Até os familiares desavindos chegarem a um acordo, José An­tónio Vieira gastou uma boa parte da sua fortuna, numa acção que rondou os dois mil contos. Foi, na­turalmente, obrigado a fazer uma pausa na modernização dos Cucos. Para que os prejuízos se atenuas­sem instalou ali um Colégio, no ano de 1932, que funcionou fora dos quatro meses de actividades das Termas. Foi um fracasso e não vol­tou a repetir-se.

Com a morte deste proprietário, em 7-Agosto-1962, após 33 anos de actividade, sucede o seu filho Dr. José António Neiva Vieira, na ges­tão e Direcção Clinica.
É a altura em que os corticosteroides, prescritos para atenua­rem as dores da artrite reumatóide e debelarem os edemas, tomam grande incremento. Os doentes afastam-se dos Cucos, mas irão voltar, pois a Medicina, sempre que possível, prefere os banhos aos medica­mentos daquele tipo, que não são inócuos.
O Dr. José António Neiva Vieira foi um dos mais brilhantes hidrologistas do nosso País, mas não con­seguiu avançar com um projecto de remodelação para as Termas, que não tém, nitidamente, acompanhado os legítimos interesses de quem as procura. Faleceu, vítima de brutal acidente, em 1987, após 25 anos de exercício médico naquele estabele­cimento termal.
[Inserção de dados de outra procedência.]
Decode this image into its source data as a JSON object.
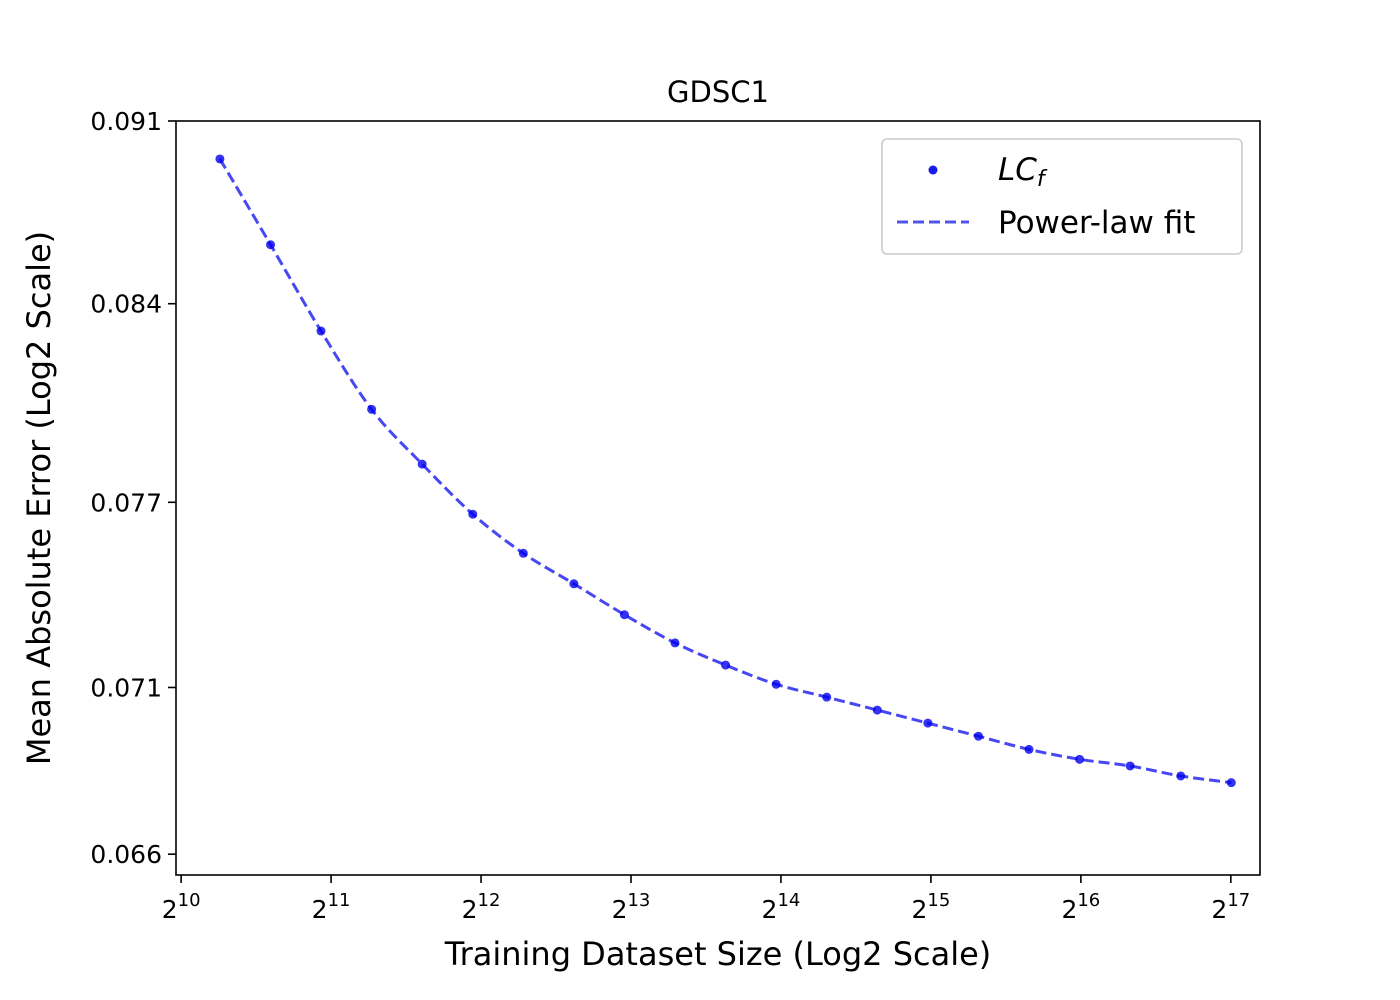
{
  "chart_data": {
    "type": "line",
    "title": "GDSC1",
    "xlabel": "Training Dataset Size (Log2 Scale)",
    "ylabel": "Mean Absolute Error (Log2 Scale)",
    "x_scale": "log2",
    "y_scale": "log2",
    "xlim": [
      1000,
      150000
    ],
    "ylim": [
      0.0654,
      0.091
    ],
    "x_ticks": [
      {
        "base": "2",
        "exp": "10",
        "value": 1024
      },
      {
        "base": "2",
        "exp": "11",
        "value": 2048
      },
      {
        "base": "2",
        "exp": "12",
        "value": 4096
      },
      {
        "base": "2",
        "exp": "13",
        "value": 8192
      },
      {
        "base": "2",
        "exp": "14",
        "value": 16384
      },
      {
        "base": "2",
        "exp": "15",
        "value": 32768
      },
      {
        "base": "2",
        "exp": "16",
        "value": 65536
      },
      {
        "base": "2",
        "exp": "17",
        "value": 131072
      }
    ],
    "y_ticks": [
      {
        "label": "0.066",
        "value": 0.066
      },
      {
        "label": "0.071",
        "value": 0.071
      },
      {
        "label": "0.077",
        "value": 0.077
      },
      {
        "label": "0.084",
        "value": 0.084
      },
      {
        "label": "0.091",
        "value": 0.091
      }
    ],
    "grid": false,
    "legend_position": "top-right",
    "legend": {
      "points_label_main": "LC",
      "points_label_sub": "f",
      "fit_label": "Power-law fit"
    },
    "series": [
      {
        "kind": "points",
        "color": "#0000ee",
        "x": [
          1225,
          1548,
          1955,
          2470,
          3120,
          3942,
          4980,
          6291,
          7947,
          10040,
          12684,
          16025,
          20245,
          25576,
          32311,
          40820,
          51569,
          65149,
          82305,
          103980,
          131360
        ],
        "y": [
          0.0895,
          0.0862,
          0.083,
          0.0802,
          0.0783,
          0.0766,
          0.0753,
          0.0743,
          0.0733,
          0.0724,
          0.0717,
          0.0711,
          0.0707,
          0.0703,
          0.0699,
          0.0695,
          0.0691,
          0.0688,
          0.0686,
          0.0683,
          0.0681
        ]
      },
      {
        "kind": "fit",
        "color": "#0000ee",
        "dash": true
      }
    ]
  }
}
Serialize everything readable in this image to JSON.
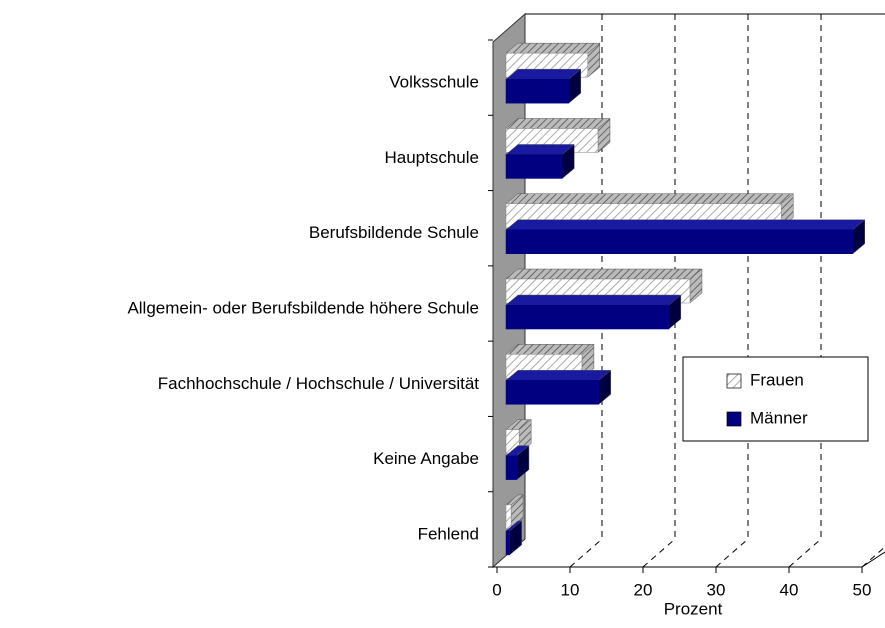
{
  "chart_data": {
    "type": "bar",
    "orientation": "horizontal",
    "categories": [
      "Volksschule",
      "Hauptschule",
      "Berufsbildende Schule",
      "Allgemein- oder Berufsbildende höhere Schule",
      "Fachhochschule / Hochschule / Universität",
      "Keine Angabe",
      "Fehlend"
    ],
    "series": [
      {
        "name": "Frauen",
        "color": "#ffffff",
        "hatch": true,
        "values": [
          11.2,
          12.6,
          37.7,
          25.2,
          10.4,
          1.8,
          0.7
        ]
      },
      {
        "name": "Männer",
        "color": "#000080",
        "hatch": false,
        "values": [
          8.6,
          7.7,
          47.5,
          22.3,
          12.7,
          1.5,
          0.5
        ]
      }
    ],
    "xlabel": "Prozent",
    "xlim": [
      0,
      50
    ],
    "xticks": [
      0,
      10,
      20,
      30,
      40,
      50
    ],
    "grid": true,
    "legend": "right"
  }
}
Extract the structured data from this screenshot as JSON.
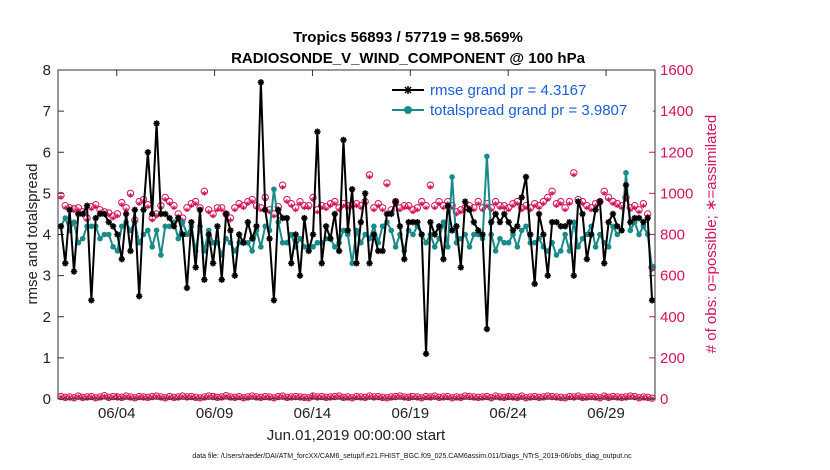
{
  "chart_data": {
    "type": "line",
    "title": "Tropics 56893 / 57719 = 98.569%",
    "subtitle": "RADIOSONDE_V_WIND_COMPONENT @ 100 hPa",
    "xlabel": "Jun.01,2019 00:00:00 start",
    "ylabel_left": "rmse and totalspread",
    "ylabel_right": "# of obs: o=possible; ∗=assimilated",
    "xlim": [
      1.0,
      31.5
    ],
    "ylim_left": [
      0,
      8
    ],
    "ylim_right": [
      0,
      1600
    ],
    "xticks": [
      4,
      9,
      14,
      19,
      24,
      29
    ],
    "xtick_labels": [
      "06/04",
      "06/09",
      "06/14",
      "06/19",
      "06/24",
      "06/29"
    ],
    "yticks_left": [
      "0",
      "1",
      "2",
      "3",
      "4",
      "5",
      "6",
      "7",
      "8"
    ],
    "yticks_right": [
      "0",
      "200",
      "400",
      "600",
      "800",
      "1000",
      "1200",
      "1400",
      "1600"
    ],
    "footnote": "data file: /Users/raeder/DAI/ATM_forcXX/CAM6_setup/f.e21.FHIST_BGC.f09_025.CAM6assim.011/Diags_NTrS_2019-06/obs_diag_output.nc",
    "colors": {
      "rmse": "#000000",
      "totalspread": "#1a8a8a",
      "obs": "#d4145a",
      "legend_text": "#1a5fd6"
    },
    "series": [
      {
        "name": "rmse grand pr = 4.3167",
        "axis": "left",
        "values": [
          4.2,
          3.3,
          4.6,
          3.1,
          4.5,
          4.5,
          4.7,
          2.4,
          4.4,
          4.5,
          4.5,
          4.3,
          4.2,
          4.0,
          3.4,
          4.5,
          3.6,
          4.6,
          2.5,
          4.6,
          6.0,
          4.5,
          6.7,
          4.5,
          4.5,
          4.4,
          4.2,
          4.4,
          4.0,
          2.7,
          4.3,
          3.2,
          4.6,
          2.9,
          4.0,
          3.3,
          4.2,
          2.9,
          4.5,
          4.1,
          3.0,
          4.0,
          3.8,
          4.3,
          3.9,
          4.2,
          7.7,
          4.6,
          3.9,
          2.4,
          4.6,
          4.4,
          4.4,
          3.3,
          4.0,
          3.0,
          4.4,
          3.6,
          4.0,
          6.5,
          3.3,
          4.2,
          3.9,
          4.5,
          3.6,
          6.3,
          4.1,
          5.1,
          3.3,
          4.3,
          5.0,
          3.3,
          4.0,
          3.6,
          3.6,
          4.5,
          4.5,
          4.8,
          4.2,
          3.4,
          4.3,
          4.3,
          4.3,
          4.0,
          1.1,
          4.3,
          4.0,
          4.2,
          3.4,
          4.7,
          4.1,
          4.2,
          3.2,
          4.8,
          4.6,
          4.3,
          4.1,
          4.0,
          1.7,
          4.3,
          4.5,
          4.3,
          4.5,
          4.3,
          4.1,
          4.2,
          4.9,
          5.4,
          4.0,
          2.8,
          4.5,
          4.0,
          3.0,
          4.3,
          4.3,
          4.2,
          4.2,
          4.3,
          3.0,
          4.8,
          4.5,
          3.4,
          4.0,
          4.6,
          4.8,
          3.3,
          4.3,
          4.5,
          4.2,
          4.1,
          5.2,
          4.3,
          4.4,
          4.4,
          4.3,
          4.4,
          2.4
        ]
      },
      {
        "name": "totalspread grand pr = 3.9807",
        "axis": "left",
        "values": [
          4.2,
          4.4,
          4.1,
          4.3,
          3.8,
          3.9,
          4.2,
          4.2,
          4.2,
          3.9,
          4.0,
          4.0,
          3.7,
          3.6,
          4.2,
          4.3,
          4.1,
          4.3,
          3.8,
          4.0,
          4.1,
          3.7,
          4.1,
          3.5,
          4.2,
          4.2,
          4.3,
          3.9,
          4.3,
          4.0,
          4.2,
          3.6,
          4.2,
          3.6,
          4.1,
          3.8,
          3.8,
          3.5,
          3.9,
          3.8,
          3.6,
          3.8,
          3.8,
          3.8,
          3.6,
          4.1,
          3.7,
          4.2,
          4.1,
          5.1,
          4.3,
          3.8,
          3.8,
          4.0,
          3.7,
          3.9,
          3.7,
          3.7,
          3.7,
          3.8,
          3.8,
          3.9,
          3.9,
          3.7,
          3.8,
          4.1,
          4.0,
          3.3,
          4.1,
          3.8,
          4.0,
          3.9,
          4.2,
          3.8,
          4.2,
          4.3,
          4.1,
          3.7,
          4.0,
          3.6,
          4.1,
          4.0,
          4.2,
          4.0,
          3.8,
          4.0,
          3.7,
          3.9,
          4.3,
          3.7,
          5.4,
          3.8,
          3.9,
          4.0,
          3.7,
          4.0,
          4.0,
          3.9,
          5.9,
          4.0,
          3.6,
          3.9,
          3.8,
          3.8,
          4.0,
          3.7,
          4.1,
          4.2,
          3.8,
          3.8,
          3.9,
          3.7,
          3.6,
          3.8,
          3.5,
          3.6,
          4.0,
          3.6,
          4.3,
          3.7,
          3.9,
          4.0,
          4.2,
          3.7,
          4.0,
          3.8,
          3.7,
          4.2,
          4.0,
          4.1,
          5.5,
          4.1,
          4.3,
          4.0,
          4.2,
          4.0,
          3.2
        ]
      },
      {
        "name": "possible",
        "axis": "right",
        "values": [
          990,
          940,
          930,
          925,
          930,
          910,
          880,
          935,
          945,
          920,
          910,
          905,
          890,
          900,
          955,
          930,
          1000,
          870,
          960,
          970,
          945,
          880,
          900,
          940,
          980,
          960,
          940,
          900,
          880,
          930,
          950,
          960,
          930,
          1010,
          920,
          900,
          930,
          930,
          900,
          880,
          930,
          950,
          940,
          960,
          970,
          940,
          930,
          980,
          920,
          900,
          935,
          1040,
          970,
          950,
          930,
          960,
          940,
          940,
          980,
          920,
          940,
          935,
          950,
          960,
          930,
          950,
          940,
          945,
          950,
          940,
          960,
          1090,
          930,
          950,
          930,
          1050,
          920,
          960,
          930,
          940,
          940,
          920,
          930,
          960,
          940,
          1040,
          940,
          960,
          940,
          960,
          940,
          910,
          920,
          930,
          940,
          930,
          960,
          930,
          950,
          930,
          960,
          940,
          940,
          930,
          950,
          960,
          930,
          940,
          930,
          950,
          940,
          960,
          980,
          1010,
          950,
          960,
          930,
          960,
          1100,
          970,
          960,
          940,
          930,
          950,
          960,
          1010,
          980,
          960,
          950,
          940,
          980,
          930,
          940,
          920,
          950,
          900,
          640
        ],
        "baseline_values": [
          12,
          8,
          10,
          6,
          14,
          8,
          10,
          12,
          6,
          10,
          16,
          8,
          12,
          10,
          8,
          14,
          10,
          6,
          12,
          10,
          8,
          12,
          14,
          10,
          6,
          12,
          8,
          10,
          14,
          10,
          12,
          8,
          6,
          10,
          14,
          12,
          8,
          10,
          16,
          10,
          8,
          12,
          6,
          10,
          14,
          10,
          8,
          12,
          10,
          6,
          12,
          14,
          8,
          10,
          12,
          10,
          8,
          6,
          14,
          10,
          12,
          8,
          10,
          12,
          14,
          8,
          10,
          6,
          12,
          10,
          8,
          14,
          10,
          12,
          8,
          6,
          10,
          12,
          14,
          10,
          8,
          12,
          10,
          6,
          12,
          10,
          14,
          8,
          10,
          12,
          6,
          10,
          8,
          14,
          12,
          10,
          8,
          10,
          12,
          6,
          14,
          10,
          8,
          12,
          10,
          8,
          14,
          6,
          10,
          12,
          8,
          10,
          14,
          12,
          10,
          8,
          6,
          12,
          10,
          14,
          8,
          10,
          12,
          10,
          6,
          14,
          8,
          12,
          10,
          8,
          10,
          14,
          12,
          6,
          10,
          8,
          4
        ]
      },
      {
        "name": "assimilated",
        "axis": "right",
        "values": [
          980,
          930,
          920,
          915,
          920,
          900,
          870,
          925,
          935,
          910,
          900,
          895,
          880,
          890,
          945,
          920,
          990,
          860,
          950,
          960,
          935,
          870,
          890,
          930,
          970,
          950,
          930,
          890,
          870,
          920,
          940,
          950,
          920,
          1000,
          910,
          890,
          920,
          920,
          890,
          870,
          920,
          940,
          930,
          950,
          960,
          930,
          920,
          970,
          910,
          890,
          925,
          1030,
          960,
          940,
          920,
          950,
          930,
          930,
          970,
          910,
          930,
          925,
          940,
          950,
          920,
          940,
          930,
          935,
          940,
          930,
          950,
          1080,
          920,
          940,
          920,
          1040,
          910,
          950,
          920,
          930,
          930,
          910,
          920,
          950,
          930,
          1030,
          930,
          950,
          930,
          950,
          930,
          900,
          910,
          920,
          930,
          920,
          950,
          920,
          940,
          920,
          950,
          930,
          930,
          920,
          940,
          950,
          920,
          930,
          920,
          940,
          930,
          950,
          970,
          1000,
          940,
          950,
          920,
          950,
          1090,
          960,
          950,
          930,
          920,
          940,
          950,
          1000,
          970,
          950,
          940,
          930,
          970,
          920,
          930,
          910,
          940,
          890,
          630
        ],
        "baseline_values": [
          10,
          6,
          8,
          4,
          12,
          6,
          8,
          10,
          4,
          8,
          14,
          6,
          10,
          8,
          6,
          12,
          8,
          4,
          10,
          8,
          6,
          10,
          12,
          8,
          4,
          10,
          6,
          8,
          12,
          8,
          10,
          6,
          4,
          8,
          12,
          10,
          6,
          8,
          14,
          8,
          6,
          10,
          4,
          8,
          12,
          8,
          6,
          10,
          8,
          4,
          10,
          12,
          6,
          8,
          10,
          8,
          6,
          4,
          12,
          8,
          10,
          6,
          8,
          10,
          12,
          6,
          8,
          4,
          10,
          8,
          6,
          12,
          8,
          10,
          6,
          4,
          8,
          10,
          12,
          8,
          6,
          10,
          8,
          4,
          10,
          8,
          12,
          6,
          8,
          10,
          4,
          8,
          6,
          12,
          10,
          8,
          6,
          8,
          10,
          4,
          12,
          8,
          6,
          10,
          8,
          6,
          12,
          4,
          8,
          10,
          6,
          8,
          12,
          10,
          8,
          6,
          4,
          10,
          8,
          12,
          6,
          8,
          10,
          8,
          4,
          12,
          6,
          10,
          8,
          6,
          8,
          12,
          10,
          4,
          8,
          6,
          2
        ]
      }
    ]
  }
}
Mantendo-se a estagnação de décadas, corre-se o risco de vermos as Termas transformadas em mu­seu, guardando um espólio histó­rico notável. Lá se encontrariam as memórias dos três grandes pleitos judiciais, o primeiro dos quais data de 1782 e durou 48 anos, por ter atravessado um longo período revolucionário no País. Poderíamos ainda manusear os estudos médicos do Dr. Justino Xavier da Silva Freire, seu primeiro Director Clínico, que até 1925, exaltou o valor das águas e lamas naturais, comparativamente com Baden-Baden e Niederbronn. Figurariam também os não menos valiosos trabalhos do Dr. Boaventura Dias Sarreira, seu segundo Director Clinico, durante 32 anos, sobre a "Royai Portuguesa", ao informar a acção das águas sobre a hiperten­são arterial.

Se folheássemos o registo dos doentes desde 1893, encontraríamos nomes ilustres como o do antigo Presidente da República, Dr. An­tónio José de Almeida e o do Prof. Doutor Egas Moniz, antigo Prémio Nobel da Medicina.
O Turismo, desde 1989, investiu nas Termas do País 4 milhões de contos, numa aposta forte no termalismo de qualidade. Este ano, três Termas construíram novas unidades hoteleiras.
Havendo, actualmente, em Portugal, cerca de 1 milhão de reu­máticos que custam ao erário público 100 milhões de contos por ano, por­que se espera para modernizar os Cucos?